While having a human in the loop does mitigate some of the PII issues, the lack of informed consent is still stands.

@rajatsahay @cfiesler
The question I'd have is: did the model see input from the vulnerable person? Or was it preprocessed/summarised in some way, and if so, how and for what purposes? For example, if the model saw said input, an absolute minimum might be to remove identifiers/pseudonymise, though sharing even pseudonymised personal info with a third party service without explicit informed consent is still a serious issue.

@emmatonkin @cfiesler I think the demo video showed that the operators had the option of directly forwarding the responses to the model. I'm assuming (hoping) the humans acted as filters for personal stuff.

What's worse is that stuff like this just sets precedent for even more outrageous applications of LLMs.

@rajatsahay @cfiesler
Ack, though. A) I wonder what guidance, training, eval they were given because that's quite some task to carry out in a hurry and B) hang on, is the LLM responding with no context other than the last message received, then? More usual to give it context for a (seemingly) relevant answer.

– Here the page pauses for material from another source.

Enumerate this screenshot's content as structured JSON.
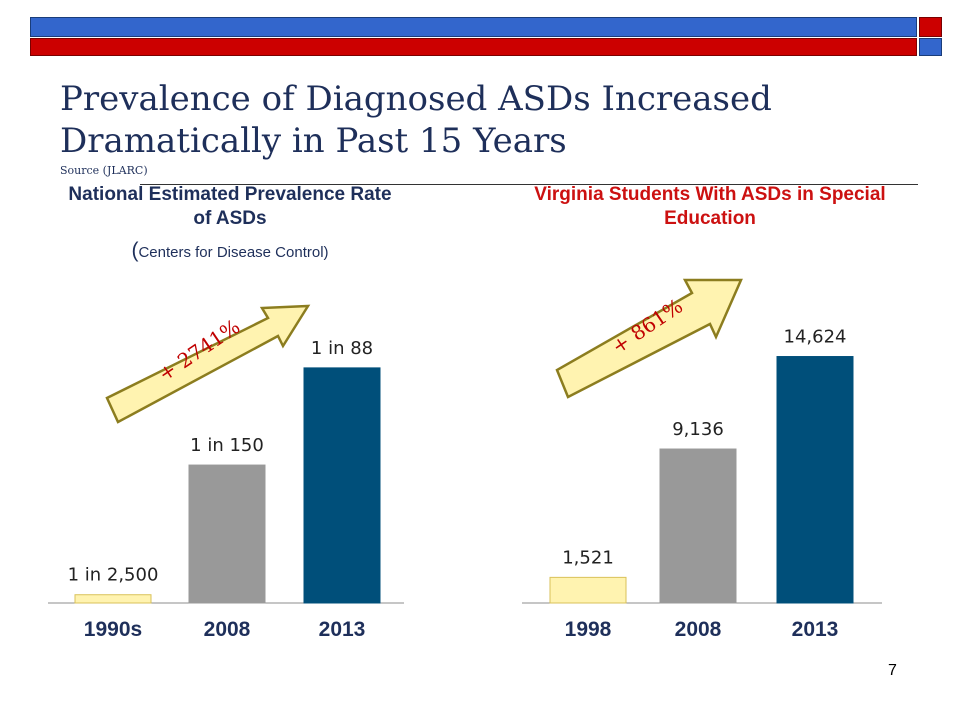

Totally agreed re precedent. Not only does it need careful regulation, but I suspect this is already in breach of existing regs.

@rajatsahay @cfiesler tbh I don't think "i gave the thread a quick scan, decided it contained no personal data and sent it w/o explicit consent to a cloud service that famously retains data" is a fair responsibility to give to J Random Employee, at least not without significant work to ensure they were adequately trained, that risks were handled and that the task was realistic. Setting them up for trouble otherwise.

@emmatonkin @cfiesler your response perfectly highlights a huge problem with AI hype. Most companies cite human moderation to deploy borderline illegal services, claiming their "AI model" gives unreal performance- and are within the letter of the law.

When the model inevitably fails, any blame for the misaligned decisions is put directly on the same moderators- who usually receive little to no training on how to handle these situations.